Le Brésil n’a pas devant lui les quatre dernières décennies qui ont été nécessaire à l’Inde pour devenir une puissance nucléaire et en construction navale. Il doit faire une avancée similaire d’ici 2030, soit dans la moitié moins de temps. La décision de l’Inde d’acheter 126 Rafale est un parapluie utile pour le Brésil, qui retardera la décision face à la forte pression de Washington. Après sa visite à Barack Obama en avril et le second tour des élections en France, Dilma optera pour l’achat de 36 Rafale, qui seront fabriqués par Embraer (la troisième entreprise aéronautique civile au monde) à partir du sixième appareil. La Force aérienne estime qu’elle aura besoin de 120 appareils dans les décennies qui viennent.
Le ministre de la Défense, M. Celso Amorim, s’est rendu en Inde en février pour définir les détails qui feront du Rafale un avion franco-indien-brésilien, qui sera finalement l’avion de combat des forces armées sud-américaines.
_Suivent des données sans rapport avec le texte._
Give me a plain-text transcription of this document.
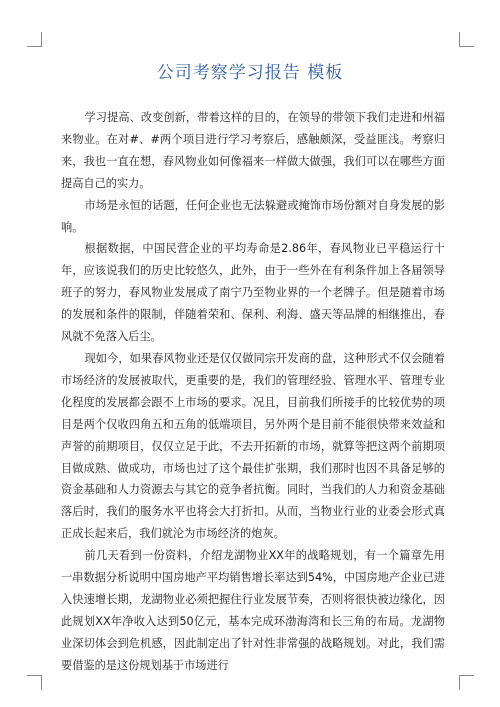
公司考察学习报告 模板

学习提高、改变创新，带着这样的目的，在领导的带领下我们走进和州福来物业。在对#、#两个项目进行学习考察后，感触颇深，受益匪浅。考察归来，我也一直在想，春风物业如何像福来一样做大做强，我们可以在哪些方面提高自己的实力。

市场是永恒的话题，任何企业也无法躲避或掩饰市场份额对自身发展的影响。

根据数据，中国民营企业的平均寿命是2.86年，春风物业已平稳运行十年，应该说我们的历史比较悠久，此外，由于一些外在有利条件加上各届领导班子的努力，春风物业发展成了南宁乃至物业界的一个老牌子。但是随着市场的发展和条件的限制，伴随着荣和、保利、利海、盛天等品牌的相继推出，春风就不免落入后尘。

现如今，如果春风物业还是仅仅做同宗开发商的盘，这种形式不仅会随着市场经济的发展被取代，更重要的是，我们的管理经验、管理水平、管理专业化程度的发展都会跟不上市场的要求。况且，目前我们所接手的比较优势的项目是两个仅收四角五和五角的低端项目，另外两个是目前不能很快带来效益和声誉的前期项目，仅仅立足于此，不去开拓新的市场，就算等把这两个前期项目做成熟、做成功，市场也过了这个最佳扩张期，我们那时也因不具备足够的资金基础和人力资源去与其它的竞争者抗衡。同时，当我们的人力和资金基础落后时，我们的服务水平也将会大打折扣。从而，当物业行业的业委会形式真正成长起来后，我们就沦为市场经济的炮灰。

前几天看到一份资料，介绍龙湖物业XX年的战略规划，有一个篇章先用一串数据分析说明中国房地产平均销售增长率达到54%，中国房地产企业已进入快速增长期，龙湖物业必须把握住行业发展节奏，否则将很快被边缘化，因此规划XX年净收入达到50亿元，基本完成环渤海湾和长三角的布局。龙湖物业深切体会到危机感，因此制定出了针对性非常强的战略规划。对此，我们需要借鉴的是这份规划基于市场进行
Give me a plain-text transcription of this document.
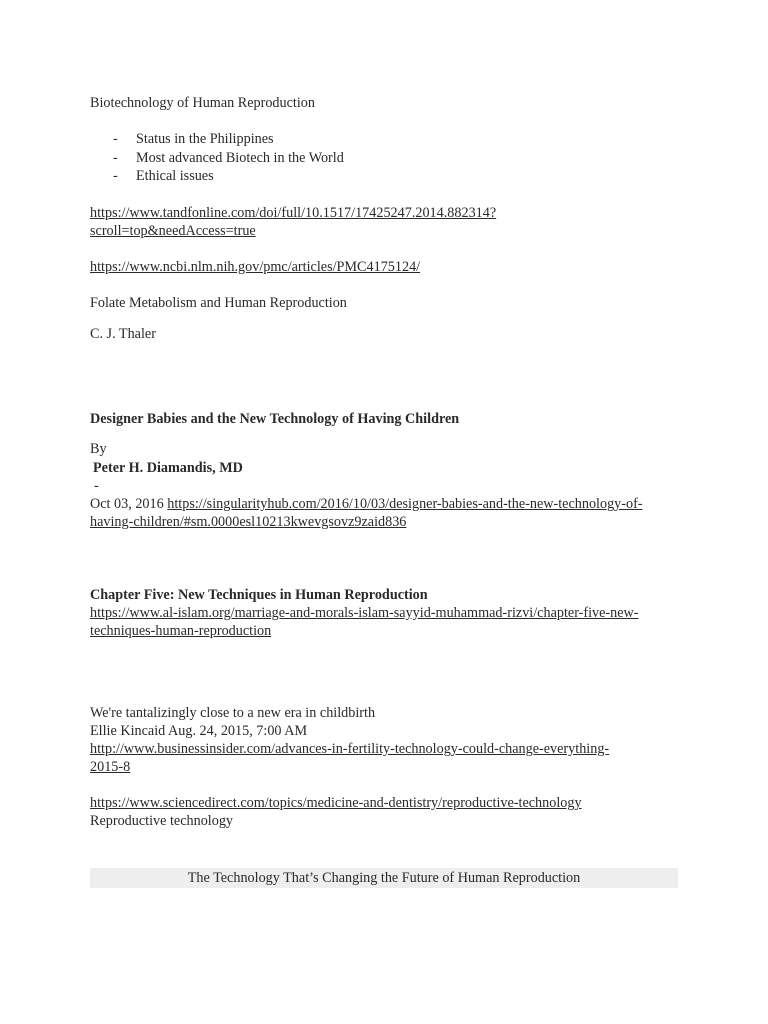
Biotechnology of Human Reproduction

- Status in the Philippines
- Most advanced Biotech in the World
- Ethical issues

https://www.tandfonline.com/doi/full/10.1517/17425247.2014.882314?
scroll=top&needAccess=true

https://www.ncbi.nlm.nih.gov/pmc/articles/PMC4175124/

Folate Metabolism and Human Reproduction

C. J. Thaler

Designer Babies and the New Technology of Having Children

By

Peter H. Diamandis, MD

-

Oct 03, 2016 https://singularityhub.com/2016/10/03/designer-babies-and-the-new-technology-of-
having-children/#sm.0000esl10213kwevgsovz9zaid836

Chapter Five: New Techniques in Human Reproduction

https://www.al-islam.org/marriage-and-morals-islam-sayyid-muhammad-rizvi/chapter-five-new-
techniques-human-reproduction

We're tantalizingly close to a new era in childbirth

Ellie Kincaid Aug. 24, 2015, 7:00 AM

http://www.businessinsider.com/advances-in-fertility-technology-could-change-everything-
2015-8

https://www.sciencedirect.com/topics/medicine-and-dentistry/reproductive-technology

Reproductive technology

The Technology That’s Changing the Future of Human Reproduction
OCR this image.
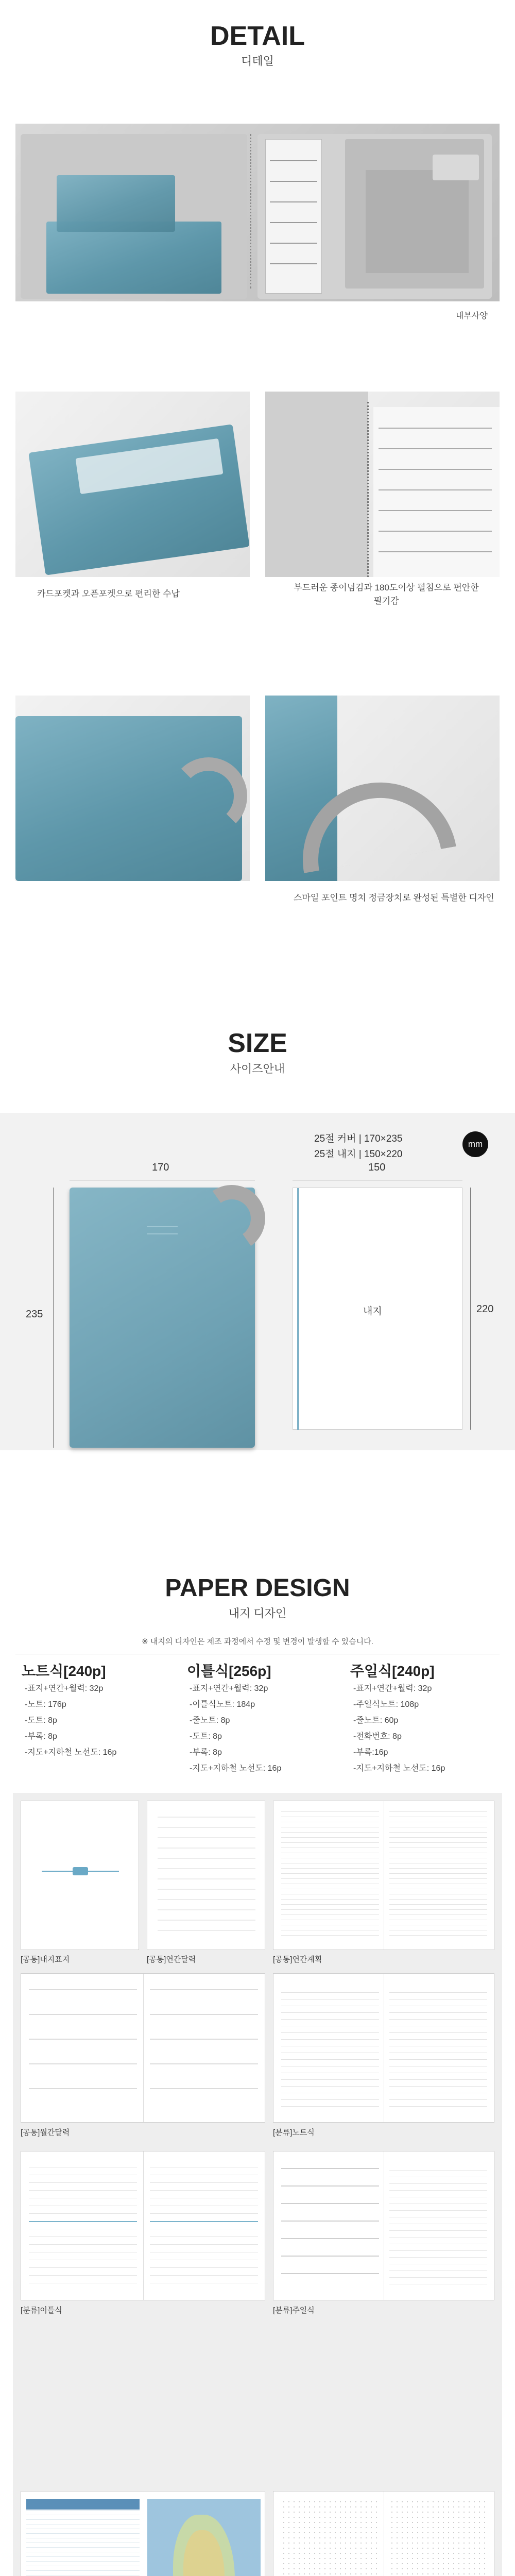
DETAIL
디테일
내부사양
카드포켓과 오픈포켓으로 편리한 수납
부드러운 종이넘김과 180도이상 펼침으로 편안한 필기감
스마일 포인트 명치 정금장치로 완성된 특별한 디자인
SIZE
사이즈안내
25절 커버 | 170×235
25절 내지 | 150×220
mm
170
235
150
내지	220
PAPER DESIGN
내지 디자인
※ 내지의 디자인은 제조 과정에서 수정 및 변경이 발생할 수 있습니다.
노트식[240p]
-표지+연간+월력: 32p
-노트: 176p
-도트: 8p
-부록: 8p
-지도+지하철 노선도: 16p
이틀식[256p]
-표지+연간+월력: 32p
-이틀식노트: 184p
-줄노트: 8p
-도트: 8p
-부록: 8p
-지도+지하철 노선도: 16p
주일식[240p]
-표지+연간+월력: 32p
-주일식노트: 108p
-줄노트: 60p
-전화번호: 8p
-부록:16p
-지도+지하철 노선도: 16p
[공통]내지표지	[공통]연간달력	[공통]연간계획
[공통]월간달력	[분류]노트식
[분류]이틀식	[분류]주일식
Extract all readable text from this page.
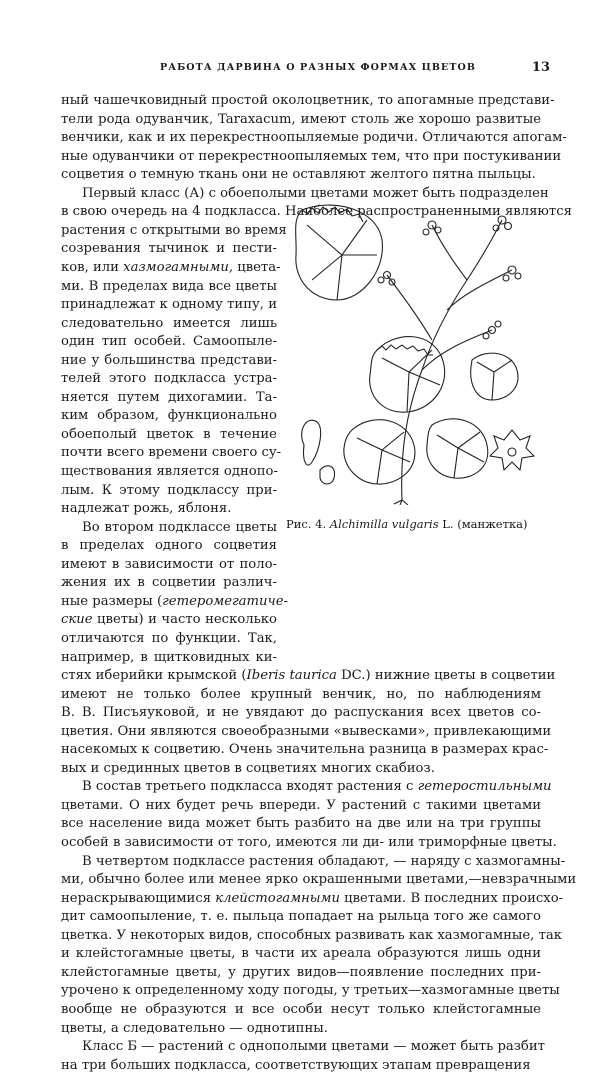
РАБОТА ДАРВИНА О РАЗНЫХ ФОРМАХ ЦВЕТОВ	13
ный чашечковидный простой околоцветник, то апогамные представи-
тели рода одуванчик, Taraxacum, имеют столь же хорошо развитые
венчики, как и их перекрестноопыляемые родичи. Отличаются апогам-
ные одуванчики от перекрестноопыляемых тем, что при постукивании
соцветия о темную ткань они не оставляют желтого пятна пыльцы.
Первый класс (А) с обоеполыми цветами может быть подразделен
в свою очередь на 4 подкласса. Наиболее распространенными являются
растения с открытыми во время
созревания тычинок и пести-
ков, или хазмогамными, цвета-
ми. В пределах вида все цветы
принадлежат к одному типу, и
следовательно имеется лишь
один тип особей. Самоопыле-
ние у большинства представи-
телей этого подкласса устра-
няется путем дихогамии. Та-
ким образом, функционально
обоеполый цветок в течение
почти всего времени своего су-
ществования является однопо-
лым. К этому подклассу при-
надлежат рожь, яблоня.
Во втором подклассе цветы
в пределах одного соцветия
имеют в зависимости от поло-
жения их в соцветии различ-
ные размеры (гетеромегатиче-
ские цветы) и часто несколько
отличаются по функции. Так,
например, в щитковидных ки-
стях иберийки крымской (Iberis taurica DC.) нижние цветы в соцветии
имеют не только более крупный венчик, но, по наблюдениям
В. В. Писъяуковой, и не увядают до распускания всех цветов со-
цветия. Они являются своеобразными «вывесками», привлекающими
насекомых к соцветию. Очень значительна разница в размерах крас-
вых и срединных цветов в соцветиях многих скабиоз.
В состав третьего подкласса входят растения с гетеростильными
цветами. О них будет речь впереди. У растений с такими цветами
все население вида может быть разбито на две или на три группы
особей в зависимости от того, имеются ли ди- или триморфные цветы.
В четвертом подклассе растения обладают, — наряду с хазмогамны-
ми, обычно более или менее ярко окрашенными цветами,—невзрачными
нераскрывающимися клейстогамными цветами. В последних происхо-
дит самоопыление, т. е. пыльца попадает на рыльца того же самого
цветка. У некоторых видов, способных развивать как хазмогамные, так
и клейстогамные цветы, в части их ареала образуются лишь одни
клейстогамные цветы, у других видов—появление последних при-
урочено к определенному ходу погоды, у третьих—хазмогамные цветы
вообще не образуются и все особи несут только клейстогамные
цветы, а следовательно — однотипны.
Класс Б — растений с однополыми цветами — может быть разбит
на три больших подкласса, соответствующих этапам превращения
Рис. 4. Alchimilla vulgaris L. (манжетка)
La production conjointe du Rafale ne sera qu’une première étape d’une coopération plus large, y compris pour la fabrication de sous-marins nucléaires par ces trois pays, comme l’indique le site d’analyse stratégique européen Dedefensa (Dedefensa.org, 28 mars 2012).
La coopération militaire Sud-Sud révèle la profondeur des réalignements en cours au niveau mondial. Le ministre Antonio Patriota a rappelé à New Delhi que le baron de Rio Branco, le père de la diplomatie brésilienne, au début du XXe siècle, s’appuyait sur son analyse du déclin de l’Angleterre et de la montée des États-Unis afin de promouvoir de nouvelles alliances : Aujourd’hui, le ministre a déclaré lors du sommet (O Globo, Mars 31, 2012) que la coordination des BRICS est de même nature. Pendant ce temps, Amorim a abordé la situation d’urgence et a déclaré que la décision concernant les avions de chasse sera prise dans les trois mois.